Sept. 11 — Dreams of St. Nicholas

Sept. 11 — Dreams of St. Nicholas September 3, 2003

The first thing police found at St. Nicholas Greek Orthodox Church was a piece of a wing and landing gear from American Flight 11.

Then the World Trade Center’s north tower fell on the humble, white-washed walls of the tiny sanctuary across the street. It took time for work crews to find much of anything after that.

Eventually they found a paper icon of St. Dionysios of Zakynthos, but never found its frame or silver cover. They found an embroidered velvet cloth, but not the Bible it covered. They found a bell clapper, but not the bell. They found a silver hand in prayer, a wooden icon of a healing fountain, fragments of the marble altar, a twisted piece of a candelabrum and beeswax candles that survived the hellfire from above.

Church officials recovered part of a ceremonial book of New Testament epistles, with the smell of smoke in every page.

But the faithful have yet to recover the 700-pound fireproof steel safe from the office, the one containing the golden ossuary with its fragments of the bones of three saints, including their patron. St. Nicholas of Myra is the 4th century saint who in Western lands has evolved into St. Nick. Father John Romas explained all of this to workers at the New Jersey landfill as they sifted through mountains of rubble from ground zero.

“I told them about the relics of St. Nicholas and St. Katherine and St. Sava,” said Romas, priest at St. Nicholas for almost two decades and a chanter for years before that. “I told them about the safe on the top floor. I described everything in detail. But our little church was gone. There were no windows, no doors, no walls — nothing.”

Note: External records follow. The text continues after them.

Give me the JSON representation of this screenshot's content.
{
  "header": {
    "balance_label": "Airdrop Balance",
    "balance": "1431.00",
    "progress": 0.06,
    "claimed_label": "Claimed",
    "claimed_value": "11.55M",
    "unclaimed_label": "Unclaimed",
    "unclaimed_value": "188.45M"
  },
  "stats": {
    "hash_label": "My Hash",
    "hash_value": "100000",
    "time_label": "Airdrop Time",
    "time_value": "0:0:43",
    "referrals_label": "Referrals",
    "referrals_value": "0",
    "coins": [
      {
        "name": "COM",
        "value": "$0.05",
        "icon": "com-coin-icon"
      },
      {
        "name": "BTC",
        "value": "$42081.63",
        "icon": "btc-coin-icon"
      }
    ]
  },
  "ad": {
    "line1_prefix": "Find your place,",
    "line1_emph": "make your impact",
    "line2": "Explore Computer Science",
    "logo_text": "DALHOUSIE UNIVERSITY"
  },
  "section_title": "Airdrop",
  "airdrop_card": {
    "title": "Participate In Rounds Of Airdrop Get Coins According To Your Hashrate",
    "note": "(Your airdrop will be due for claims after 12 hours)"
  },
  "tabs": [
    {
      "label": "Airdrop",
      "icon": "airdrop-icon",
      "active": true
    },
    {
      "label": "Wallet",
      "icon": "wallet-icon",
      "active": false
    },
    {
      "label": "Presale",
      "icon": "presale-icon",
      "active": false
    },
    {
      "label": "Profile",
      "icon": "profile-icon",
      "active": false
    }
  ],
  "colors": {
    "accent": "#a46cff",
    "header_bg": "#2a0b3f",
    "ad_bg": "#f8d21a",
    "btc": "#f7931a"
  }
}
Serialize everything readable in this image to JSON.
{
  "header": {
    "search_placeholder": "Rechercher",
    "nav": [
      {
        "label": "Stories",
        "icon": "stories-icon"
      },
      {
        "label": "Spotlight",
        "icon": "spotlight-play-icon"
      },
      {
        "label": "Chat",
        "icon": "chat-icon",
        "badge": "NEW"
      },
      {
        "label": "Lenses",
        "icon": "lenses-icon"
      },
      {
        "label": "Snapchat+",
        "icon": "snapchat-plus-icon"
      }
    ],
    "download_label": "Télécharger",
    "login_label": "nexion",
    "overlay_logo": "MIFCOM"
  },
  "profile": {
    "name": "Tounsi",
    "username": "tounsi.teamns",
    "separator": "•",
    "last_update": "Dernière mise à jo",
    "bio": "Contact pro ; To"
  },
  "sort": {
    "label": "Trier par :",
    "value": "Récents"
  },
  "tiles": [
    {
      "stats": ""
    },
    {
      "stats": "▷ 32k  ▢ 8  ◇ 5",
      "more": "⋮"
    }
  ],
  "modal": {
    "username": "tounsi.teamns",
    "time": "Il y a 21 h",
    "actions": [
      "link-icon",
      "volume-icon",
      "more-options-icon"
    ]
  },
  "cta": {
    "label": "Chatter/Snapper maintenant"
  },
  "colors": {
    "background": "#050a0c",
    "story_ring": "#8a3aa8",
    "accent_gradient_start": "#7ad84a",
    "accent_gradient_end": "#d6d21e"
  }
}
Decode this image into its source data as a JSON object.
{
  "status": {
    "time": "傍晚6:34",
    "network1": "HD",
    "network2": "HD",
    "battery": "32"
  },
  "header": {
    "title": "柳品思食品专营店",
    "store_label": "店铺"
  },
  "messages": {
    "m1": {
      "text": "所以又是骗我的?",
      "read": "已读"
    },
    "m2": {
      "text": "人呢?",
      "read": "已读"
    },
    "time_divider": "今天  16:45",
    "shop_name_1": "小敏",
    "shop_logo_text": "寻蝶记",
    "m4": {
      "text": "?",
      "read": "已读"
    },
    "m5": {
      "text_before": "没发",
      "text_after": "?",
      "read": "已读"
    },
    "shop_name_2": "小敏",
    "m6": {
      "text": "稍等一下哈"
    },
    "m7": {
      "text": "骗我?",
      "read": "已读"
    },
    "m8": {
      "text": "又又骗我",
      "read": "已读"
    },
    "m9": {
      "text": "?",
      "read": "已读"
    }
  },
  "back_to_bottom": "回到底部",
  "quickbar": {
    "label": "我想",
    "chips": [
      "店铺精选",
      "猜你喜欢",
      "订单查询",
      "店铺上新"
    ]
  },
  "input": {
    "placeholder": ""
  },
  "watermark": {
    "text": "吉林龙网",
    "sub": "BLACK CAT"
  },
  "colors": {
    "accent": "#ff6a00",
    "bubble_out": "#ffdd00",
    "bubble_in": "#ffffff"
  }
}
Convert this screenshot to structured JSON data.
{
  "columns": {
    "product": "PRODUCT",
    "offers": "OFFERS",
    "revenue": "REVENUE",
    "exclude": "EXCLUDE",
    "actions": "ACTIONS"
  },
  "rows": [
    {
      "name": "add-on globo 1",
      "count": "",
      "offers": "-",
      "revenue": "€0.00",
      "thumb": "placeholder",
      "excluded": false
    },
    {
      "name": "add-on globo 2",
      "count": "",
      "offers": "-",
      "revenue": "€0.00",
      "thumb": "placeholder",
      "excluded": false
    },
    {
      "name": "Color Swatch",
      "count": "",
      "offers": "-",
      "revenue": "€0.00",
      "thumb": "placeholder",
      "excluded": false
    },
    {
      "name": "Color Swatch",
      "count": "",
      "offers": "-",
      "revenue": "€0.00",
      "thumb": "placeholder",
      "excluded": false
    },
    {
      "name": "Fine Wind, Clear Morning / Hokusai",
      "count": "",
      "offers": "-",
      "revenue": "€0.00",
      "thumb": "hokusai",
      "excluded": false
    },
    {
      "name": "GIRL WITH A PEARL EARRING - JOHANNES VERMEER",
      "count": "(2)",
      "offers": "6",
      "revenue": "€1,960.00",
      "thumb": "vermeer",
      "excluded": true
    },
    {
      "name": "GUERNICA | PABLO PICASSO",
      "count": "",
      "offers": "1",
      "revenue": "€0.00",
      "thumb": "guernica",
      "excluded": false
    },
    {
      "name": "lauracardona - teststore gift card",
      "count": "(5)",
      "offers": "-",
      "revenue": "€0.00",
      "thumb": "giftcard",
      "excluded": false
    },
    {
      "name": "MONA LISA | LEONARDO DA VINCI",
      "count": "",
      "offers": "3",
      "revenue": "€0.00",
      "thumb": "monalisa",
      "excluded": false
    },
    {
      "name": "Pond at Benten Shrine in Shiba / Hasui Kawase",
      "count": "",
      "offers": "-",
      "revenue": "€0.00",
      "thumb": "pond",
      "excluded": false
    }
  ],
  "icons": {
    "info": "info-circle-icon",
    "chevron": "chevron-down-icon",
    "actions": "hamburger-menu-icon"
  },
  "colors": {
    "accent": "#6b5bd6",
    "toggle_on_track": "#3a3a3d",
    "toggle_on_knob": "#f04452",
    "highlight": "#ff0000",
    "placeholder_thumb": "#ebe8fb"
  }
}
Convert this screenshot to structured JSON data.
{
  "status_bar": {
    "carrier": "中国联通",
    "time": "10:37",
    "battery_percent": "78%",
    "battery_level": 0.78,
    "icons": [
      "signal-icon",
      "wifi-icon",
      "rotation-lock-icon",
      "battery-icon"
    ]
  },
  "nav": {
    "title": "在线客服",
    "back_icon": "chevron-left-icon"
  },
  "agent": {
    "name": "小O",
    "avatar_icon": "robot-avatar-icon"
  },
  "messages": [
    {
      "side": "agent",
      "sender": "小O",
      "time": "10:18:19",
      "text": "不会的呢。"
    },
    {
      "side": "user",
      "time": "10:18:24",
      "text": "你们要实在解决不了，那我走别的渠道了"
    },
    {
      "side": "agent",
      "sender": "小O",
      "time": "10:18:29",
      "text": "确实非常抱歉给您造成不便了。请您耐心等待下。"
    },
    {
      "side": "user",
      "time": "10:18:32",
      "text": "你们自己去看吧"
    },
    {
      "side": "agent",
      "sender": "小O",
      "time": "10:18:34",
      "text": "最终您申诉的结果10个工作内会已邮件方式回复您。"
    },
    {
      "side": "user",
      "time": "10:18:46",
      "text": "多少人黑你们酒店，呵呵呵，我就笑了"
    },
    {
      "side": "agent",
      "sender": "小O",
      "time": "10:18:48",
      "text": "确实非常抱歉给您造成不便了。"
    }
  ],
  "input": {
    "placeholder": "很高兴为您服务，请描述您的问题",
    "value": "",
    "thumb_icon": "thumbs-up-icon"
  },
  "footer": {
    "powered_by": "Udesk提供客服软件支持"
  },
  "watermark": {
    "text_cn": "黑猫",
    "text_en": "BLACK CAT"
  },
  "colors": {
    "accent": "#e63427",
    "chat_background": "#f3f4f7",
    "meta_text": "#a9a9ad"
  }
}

The priest paused, trying to find English words for his emotions.

“What can we say? Someone may have picked up a gold box thinking there would be money in it and then they threw everything else away. Who knows? Who knows? Who knows? But this we do know — we will rebuild our church.”

The parish’s 80 families have every reason to be hopeful, said Romas, as they wait for city, state and regional officials to solve what the New York Times calls an “urban-planning Rubik’s Cube.” The goal? Build 10 million square feet of commercial space and rebuild lower Manhattan’s infrastructure, while creating a towering architectural masterpiece that honors those lost on a day that changed the city, the nation and the world.

Archbishop Demetrios of the Greek Orthodox Church in America has received assurances from New York Governor George Pataki and Mayor Michael Bloomberg that the sanctuary can be rebuilt next to the World Trade Center site. Architect Daniel Libeskind’s winning design for the site and memorial also includes St. Nicholas, the only church that was destroyed.

And the parish (www.stnicholasnyc.org) does control its site at 155 Cedar Street. But the old building was only 22 feet wide, 56 feet long and 35 feet high. Church leaders hope to raise funds to buy additional property to build a slightly larger church, in anticipation of new families and visitors to the Sept. 11 memorial.

The building that became St. Nicholas was built in 1832 as a private residence and even spent several years as a tavern. Greek immigrants bought it in 1916 and it was dedicated as a church the next year. Part of the church’s charm was its size — a Byzantine haven dwarfed by steel, glass, concrete and stress.

Every Wednesday, St. Nicholas invited workers and executives to spend the lunch hour in prayer.

In the future, Wednesdays will not be enough.

“Downtown New York City is crazy. It’s another world. Yet when you stepped inside St. Nicholas you were taken someplace totally different,” said John Pitsikalis, the parish council president. “You literally had the hubbub of the whole world of commerce only a few steps away and yet here was this small zone of peace and quiet and beauty.

“You would come in and the air would be still, the candles would be lit, there would be soft liturgical music and you would be surrounded by the icons.